Ce soir j’ai envie de vous parler d’une situation que je rencontre souvent à la maternité.
Je rentre dans une chambre, un couple est présent avec son enfant qui a quelques heures ou quelques jours de vie.
C’est le soir, la maman est épuisée et le papa veut aider mais a peur de porter son bébé.
Il me demande alors comment faire pour le porter sans lui faire mal.

Voici quelques conseils pour ne pas avoir peur de laisser tomber votre bébé. Au bout de ces quelques lignes, vous saurez tout pour que le porteur et le porté se sentent en sécurité :-).

Comment porter mon bébé: il n’y pas de question bête!

Cette question peut sembler basique, mais c’est une des premières questions que les parents me posent.
Il n’y a, pour moi, aucune question bête. Mais il arrive de se sentir mal à l’aise de demander de l’aide pour un acte qui parait simple.

Ce geste, en tant que sage-femme, je l’ai fait des centaines, voire des milliers de fois. C’est pourquoi il vous semble « simple » si me voyez le faire. C’est comme quand je vais chez le fleuriste. Lorsqu’il prépare un bouquet, ça a l’air facile. Et pourtant… une fois seule chez moi, j’ai l’impression que mon bac + 5 ne sert à rien quand je veux faire la même chose!

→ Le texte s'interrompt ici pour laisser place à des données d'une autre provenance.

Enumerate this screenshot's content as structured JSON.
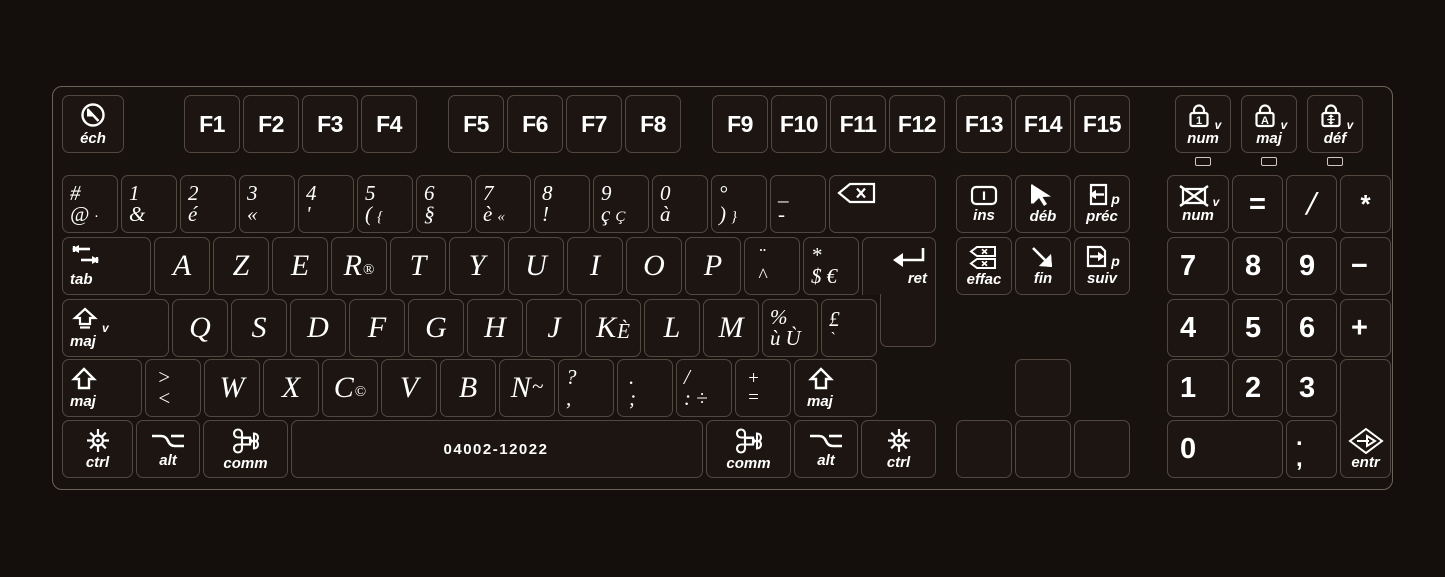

Porter, c’est un des actes que vous ferez le plus avec votre bébé. Alors, si vous ne vous sentez pas à l’aise, vous avez raison de demander de l’aide et de vous poser cette question « simple ».

Porter un nouveau-né: surmonter la peur

Mon objectif ici, c’est de vous aider à trouver vos marques, vous accompagner afin que votre relation soit plus fluide. Que la peur de porter un tout petit bébé disparaisse, qu’elle ne soit plus un frein à votre relation.

Car vous devez certainement connaitre des papas qui ne s’occupent pas de leur bébé tant qu’il est tout petit. Ils vous disent qu’ils ont peur de leur faire mal. Pourtant, une fois soutenus, entourés et conseillés, ils peuvent surmonter leur peur et oser porter leur bébé. Combien de fois n’ai-je pas entendu ce genre de papas me dire: « Si j’avais su, je l’aurais fait avant! ».

Je pense que vous n’avez pas envie que ça soit votre cas. Voici quelques explications et conseils pour, dès maintenant, profiter de moments inoubliables avec votre enfant.

Pourquoi porter un bébé?

A quoi ça sert, de porter son bébé?

  • Prolonger un peu la grossesse, contribuer au bien être de votre enfant.
  • Donner de l’amour et en recevoir quand vous sentez votre tout petit bébé apaisé.
  • Porter ce n’est pas uniquement aller d’un point A à un point B. C’est mettre une intention dans son mouvement, le rassurer, lui permettre de retrouver des repères.

Contre vous, au creux de vos bras, votre bébé va retrouver votre odeur, votre chaleur, les battements de votre coeur. Tout cela contribue à sa sécurité physique et affective.

Souvenez-vous, dans votre ventre il était en position foetale, regroupé sur lui-même, ayant des limites autour de lui. En le portant, vous lui permettez de retrouver cet état de bien être dans lequel il a grandi.

Maintenant, un peu de pratique !

Comment porter son bébé ?

Lorsque vous prenez votre bébé, placez une main au niveau de ses omoplates et sa nuque, car celle-ci n’est pas encore assez musclée pour tenir sa tête.

Votre autre main va sous ses fesses, au niveau de sa base, le bassin. De cette façon, vous lui permettez d’être porté sans qu’il y ait des sollicitations excessives sur sa colonne vertébrales et ses muscles. Il peut aussi rester regroupé.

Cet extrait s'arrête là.